Falar de Longe: José Bechara
Time, geometry and error meet in the work of José Bechara, who is presenting his new solo exhibition “Falar de Longe” (Talking from Afar) on the entire first floor of Albuquerque Contemporânea. With a critical text by Luiz Armando Bagolin, the exhibition brings together works created over the last 6 years and will open on Tuesday, November 12, and will be on display until January 18.
The title “Falar de Longe” (Talking from Afar) alludes to the condition that the work has to spread beyond the space of creation. It suggests the idea that the work carries a set of reflections that emerged during the creative process, whether formal or symbolic, and that can trigger other poetic connections for observers beyond the space of the studio.

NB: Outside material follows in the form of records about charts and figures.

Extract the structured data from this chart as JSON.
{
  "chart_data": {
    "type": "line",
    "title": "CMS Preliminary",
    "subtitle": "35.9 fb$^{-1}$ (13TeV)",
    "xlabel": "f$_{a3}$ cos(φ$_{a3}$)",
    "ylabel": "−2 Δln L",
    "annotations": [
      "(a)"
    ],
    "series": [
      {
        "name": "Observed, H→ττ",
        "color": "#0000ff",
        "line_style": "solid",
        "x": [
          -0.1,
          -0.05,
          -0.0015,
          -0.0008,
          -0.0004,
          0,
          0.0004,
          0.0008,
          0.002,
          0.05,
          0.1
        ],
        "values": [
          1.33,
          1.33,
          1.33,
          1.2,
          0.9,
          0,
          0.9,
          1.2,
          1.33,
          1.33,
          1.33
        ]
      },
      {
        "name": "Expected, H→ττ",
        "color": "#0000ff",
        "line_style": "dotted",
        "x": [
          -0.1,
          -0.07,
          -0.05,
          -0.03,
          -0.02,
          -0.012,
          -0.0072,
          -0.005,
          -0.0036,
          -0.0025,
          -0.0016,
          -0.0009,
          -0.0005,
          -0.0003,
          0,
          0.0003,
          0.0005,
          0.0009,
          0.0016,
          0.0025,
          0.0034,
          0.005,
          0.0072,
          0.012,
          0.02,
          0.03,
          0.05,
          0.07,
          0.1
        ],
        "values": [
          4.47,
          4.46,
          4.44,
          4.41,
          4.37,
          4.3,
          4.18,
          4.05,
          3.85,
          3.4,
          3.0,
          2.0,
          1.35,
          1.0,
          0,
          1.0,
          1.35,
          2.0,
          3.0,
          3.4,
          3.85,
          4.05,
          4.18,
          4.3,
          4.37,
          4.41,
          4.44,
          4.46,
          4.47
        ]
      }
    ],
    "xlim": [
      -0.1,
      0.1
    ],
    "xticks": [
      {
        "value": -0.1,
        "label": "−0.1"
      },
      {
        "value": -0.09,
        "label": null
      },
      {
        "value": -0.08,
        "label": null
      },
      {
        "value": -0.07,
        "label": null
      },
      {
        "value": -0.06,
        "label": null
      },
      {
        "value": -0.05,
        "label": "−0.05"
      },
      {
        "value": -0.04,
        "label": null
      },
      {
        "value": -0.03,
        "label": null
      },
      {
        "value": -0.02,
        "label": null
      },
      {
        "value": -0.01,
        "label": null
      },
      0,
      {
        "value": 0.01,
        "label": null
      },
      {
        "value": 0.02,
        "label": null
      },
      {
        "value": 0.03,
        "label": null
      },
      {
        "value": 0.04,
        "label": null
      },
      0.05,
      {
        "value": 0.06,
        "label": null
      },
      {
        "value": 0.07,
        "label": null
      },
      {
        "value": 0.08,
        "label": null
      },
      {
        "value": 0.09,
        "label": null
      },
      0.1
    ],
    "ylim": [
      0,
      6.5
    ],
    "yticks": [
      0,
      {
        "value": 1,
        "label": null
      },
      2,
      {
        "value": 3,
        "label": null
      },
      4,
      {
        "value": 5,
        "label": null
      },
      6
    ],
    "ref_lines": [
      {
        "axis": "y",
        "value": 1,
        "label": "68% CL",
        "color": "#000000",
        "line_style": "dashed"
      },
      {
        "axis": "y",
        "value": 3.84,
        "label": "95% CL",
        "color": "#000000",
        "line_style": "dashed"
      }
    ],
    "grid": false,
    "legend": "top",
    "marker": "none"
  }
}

The truck tarp is a key element in José Bechara’s trajectory, which has been present in his work since the 1990s. Before reaching the artist’s hands, it is imbued with his own history. Sun, rain, soil and pollution stains establish a base on which Bechara works new forms and lines through acrylic paint and the oxidation of copper and iron.
In Bagolin’s words: “Space as we conceive it is nothing but one of the effects of time, the record or mark that it operates in a given instant, transformed into a place. For this reason, his paintings do not remain fixed as finished things, once they are completed. They serve rather as passwords so that we can visualize the action of time on them and on us, as well as the record of this action in a given space, provisionally filled (experienced in an instant).”